Zing Forum

Reading

D-SAT: A Causal World Model That Teaches AI to Understand 'Why' Instead of Just 'What'

The D-SAT project builds a dynamic scene-action transformer capable of understanding causal relationships in videos through three phases of work, using Gemma 3 and LoRA technology to enable scene graph-to-scene graph causal reasoning.

因果推理世界模型视频理解Gemma 3LoRA场景图反事实训练大语言模型参数高效微调视觉-语言模型
Published 2026-06-02 01:12Recent activity 2026-06-02 01:19Estimated read 6 min
D-SAT: A Causal World Model That Teaches AI to Understand 'Why' Instead of Just 'What'
1

Section 01

D-SAT Project Overview: Building AI That Understands Causal Relationships in Videos

Project Source

Core Idea

D-SAT (Dynamic Scene-Action Transformer) aims to teach AI to understand 'why' (causal relationships) instead of just 'what' in videos. It builds a causal world model via three phases, using Gemma 3 and LoRA for scene graph-to-scene graph causal reasoning, plus counterfactual training to enhance causal understanding.

2

Section 02

Project Background & Motivation

Current video understanding models have critical limitations:

  • Action recognition models identify action types (e.g., 'cutting') but ignore executors, objects, and changes.
  • Scene graph generators capture static spatial relationships but not temporal evolution.
  • Visual-Language Models (VLMs) generate descriptions but lack explicit causal reasoning (can't answer 'what if' questions).

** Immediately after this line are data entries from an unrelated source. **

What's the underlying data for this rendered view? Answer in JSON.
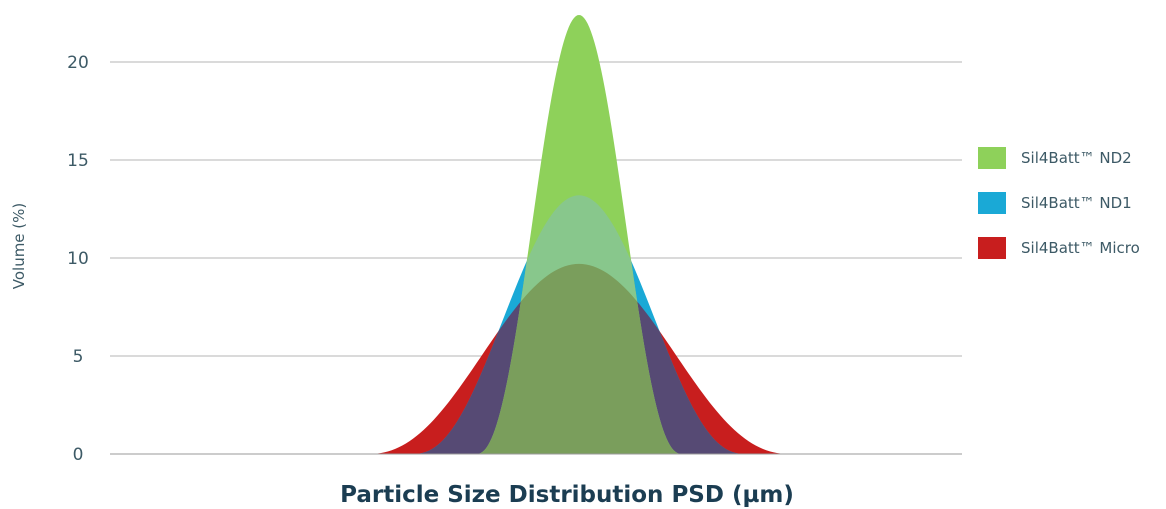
{
  "chart_data": {
    "type": "area",
    "title": "",
    "xlabel": "Particle Size Distribution PSD (µm)",
    "ylabel": "Volume (%)",
    "ylim": [
      0,
      20
    ],
    "yticks": [
      "0",
      "5",
      "10",
      "15",
      "20"
    ],
    "grid": true,
    "legend_position": "right",
    "colors": {
      "Micro": "#c81e1e",
      "ND1": "#1aa9d6",
      "ND2": "#8ed15a",
      "overlap_micro_nd1": "#564a74",
      "overlap_all": "#7a9e5c",
      "overlap_nd1_nd2": "#88c78c"
    },
    "series": [
      {
        "name": "Sil4Batt™ ND2",
        "peak": 22.4,
        "halfwidth": 103,
        "center": 0.0
      },
      {
        "name": "Sil4Batt™ ND1",
        "peak": 13.2,
        "halfwidth": 166,
        "center": 0.0
      },
      {
        "name": "Sil4Batt™ Micro",
        "peak": 9.7,
        "halfwidth": 212,
        "center": 0.0
      }
    ]
  },
  "legend": [
    {
      "label": "Sil4Batt™ ND2",
      "color": "#8ed15a"
    },
    {
      "label": "Sil4Batt™ ND1",
      "color": "#1aa9d6"
    },
    {
      "label": "Sil4Batt™ Micro",
      "color": "#c81e1e"
    }
  ]
}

D-SAT's goal is to learn a state transition function: given current scene graph Gₜ and an action, predict next scene graph Gₜ₊₁.

3

Section 03

Technical Architecture Overview

D-SAT has three core components:

  1. Perception Module (Frozen)
    • Uses pre-trained DINOv2 ViT backbone + graph generation head to convert video frames into structured JSON scene graphs (no training here).
  2. Causal Transition Model (Trainable)
    • Core component: Gemma 3 model fine-tuned with LoRA (parameter-efficient). Inputs current scene graph + action text, outputs predicted next scene graph. Trained with cross-entropy loss.
  3. Counterfactual Reasoning Layer
    • Post-basic training: fine-tune on curated counterfactual examples to shift from pattern matching to true causal understanding.
4

Section 04

Phases 1 & 2: Data Pipeline & Model Training

Phase1: Automated Causal Dataset Generation

  • Source: YouCook2 dataset (414 videos, 3180 subtitled clips).
  • Steps: Load annotations → download video clips (yt-dlp) → extract start/end frames (ffmpeg) → Gemini 2.0 Flash generate Gₜ/Gₜ₊₁ → filter inconsistent triplets → output triplets.jsonl.

Phase2: Causal Model Training

  • Base model: Gemma3 (2B instruction version).
  • Training: Use peft library for LoRA fine-tuning on A100 GPU, cross-entropy loss for sequence prediction.
  • Evaluation: Graph Edit Distance (GED) on holdout set.
  • Output: lora_adapter/ (model checkpoints).
5

Section 05

Phase3: Counterfactual Fine-tuning (Key Differentiator)

This phase tests if the model truly understands causality:

  • Load Phase2's best checkpoint.
  • Fine-tune on curated counterfactual examples (e.g., same start scene but 'add salt' vs 'add sugar' should yield different results).
  • Evaluation: Check both counterfactual accuracy and original GED to avoid performance degradation.
  • Output: lora_adapter_cf/ (causal-aware model checkpoints).
6

Section 06

Future Plans for D-SAT

Four more phases to complete the end-to-end system:

  1. Phase4: Expand dataset (full YouCook2 + other video datasets).
  2. Phase5: Full training & comprehensive evaluation with expanded data.
  3. Phase6: Connect frozen perception module to causal model for end-to-end video inference.
  4. Phase7: Build interactive demo & write final report.
7

Section 07

Technical Highlights & Significance

Key Highlights

  • Combines LLM reasoning (Gemma3), parameter-efficient fine-tuning (LoRA), and counterfactual training.
  • Shifts AI from pattern recognition to causal understanding.

Significance

  • Addresses a core gap in AI: moving beyond correlation to causation.
  • Paves the way for more reliable, explainable AI systems.
  • Raises critical questions: What does it mean for AI to 'understand' the world? (Deep principles vs surface patterns).